Um wieder regulärer Truppenstandort der neuen Wehrmacht zu werden, stellte die Stadt abermals Gelände für die notwendige Erweiterung der Kaserne zur Verfügung. Das Heeresverpflegungsamt wurde gebaut, ein Wehrbezirkskommando kam in die Stadt und ein Bataillon sowie der Regimentsstab des Infanterieregiments 36 rückten im Frühjahr 1938 mit klingendem Spiel ein. Aber auch dieser Truppe sind kaum Friedensjahre in Friedberg vergönnt. Sie nimmt an der Besetzung des Sudetenlandes teil und steht seit Kriegsausbruch 1939 am Westwall. In der Garnison werden während des gesamten Krieges Ersatzbataillone aufgestellt und trainiert. Der Bombenkrieg, der vor allem Fauerbach furchtbar traf, hinterließ in der Kaserne kaum Schäden, so dass die Amerikaner 1945 größtenteils intakte Gebäude übernehmen konnten.

Kaserne 1930er Jahre 1

1930er _ Kaserne _ 1930er

Kaserne 1930er Jahre 2

Amerikanische Nutzung der Kaserne seit 1945

Anfangs hatten die US-Truppen den Auftrag, die deutsche Bevölkerung zu kontrollieren, zu entnazifizieren und zu demokratisieren. Im Laufe der ersten Nachkriegsjahre wurde der Mannschaftsstand systematisch abgebaut. Erst mit dem Koreakrieg 1950 befürchtete Washington auch in Europa eine Front und verstärkte seine Einheiten, darunter in Friedberg. Das V. Korps kam nach Frankfurt. Danach wurden die Einheiten im Rotationsverfahren nach Deutschland verlegt. Das Gerät blieb hier, die Einheiten wechselten. In dieser Phase leistete auch Elvis Presley von 1958 bis 1960 seinen Militärdienst in den "Ray Barracks".

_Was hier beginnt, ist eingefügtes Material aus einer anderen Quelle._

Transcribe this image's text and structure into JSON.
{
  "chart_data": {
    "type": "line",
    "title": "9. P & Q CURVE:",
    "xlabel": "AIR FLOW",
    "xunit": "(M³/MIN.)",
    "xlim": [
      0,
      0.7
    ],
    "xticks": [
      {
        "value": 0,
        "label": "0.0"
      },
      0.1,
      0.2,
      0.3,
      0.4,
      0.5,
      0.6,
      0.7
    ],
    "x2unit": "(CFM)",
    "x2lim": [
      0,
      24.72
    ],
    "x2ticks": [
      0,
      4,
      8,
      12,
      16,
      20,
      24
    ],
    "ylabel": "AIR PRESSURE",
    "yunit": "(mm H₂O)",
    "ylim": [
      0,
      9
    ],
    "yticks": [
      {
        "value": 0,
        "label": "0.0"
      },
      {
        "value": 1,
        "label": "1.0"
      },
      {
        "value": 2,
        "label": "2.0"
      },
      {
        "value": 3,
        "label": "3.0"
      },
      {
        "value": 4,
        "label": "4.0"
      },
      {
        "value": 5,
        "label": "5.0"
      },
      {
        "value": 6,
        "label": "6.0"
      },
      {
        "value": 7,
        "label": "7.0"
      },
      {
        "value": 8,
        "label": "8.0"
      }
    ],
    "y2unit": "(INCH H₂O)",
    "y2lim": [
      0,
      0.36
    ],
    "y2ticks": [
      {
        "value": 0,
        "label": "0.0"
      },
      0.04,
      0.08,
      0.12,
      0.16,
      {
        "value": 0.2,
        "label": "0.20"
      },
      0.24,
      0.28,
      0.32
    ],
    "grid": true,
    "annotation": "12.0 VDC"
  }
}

Die nächste Aufstockung des Personals erfolgte nach dem Mauerbau, als der Kalte Krieg auf dem Höhepunkt war. Die Friedberger Garnison war fest eingebunden in die Strategie, die Warschauer Pakttruppen am Fulda Gap aufzuhalten. Ab 1989 erlebten die US-Streitkräfte wieder einen drastischen Abbau. Die Friedberger Truppen wurden nach Bosnien-Herzegowina verlegt und nahmen an beiden Golfkriegen teil.

Im Zuge der Konzentration der Truppen in Europa beschloss das Pentagon 2003 auch die Schließung des Friedberger Standortes noch in diesem Jahrzehnt. Ende September 2007 verließ der letzte Soldat die Kaserne. Die Übergabe der amerikanischen Wohnsiedlung an die deutschen Behörden fand am 18. September 2007 statt. Die Kaserne wurde am 31. Januar 2008 an die Bundesanstalt für Immobilienaufgaben (BImA) übergeben.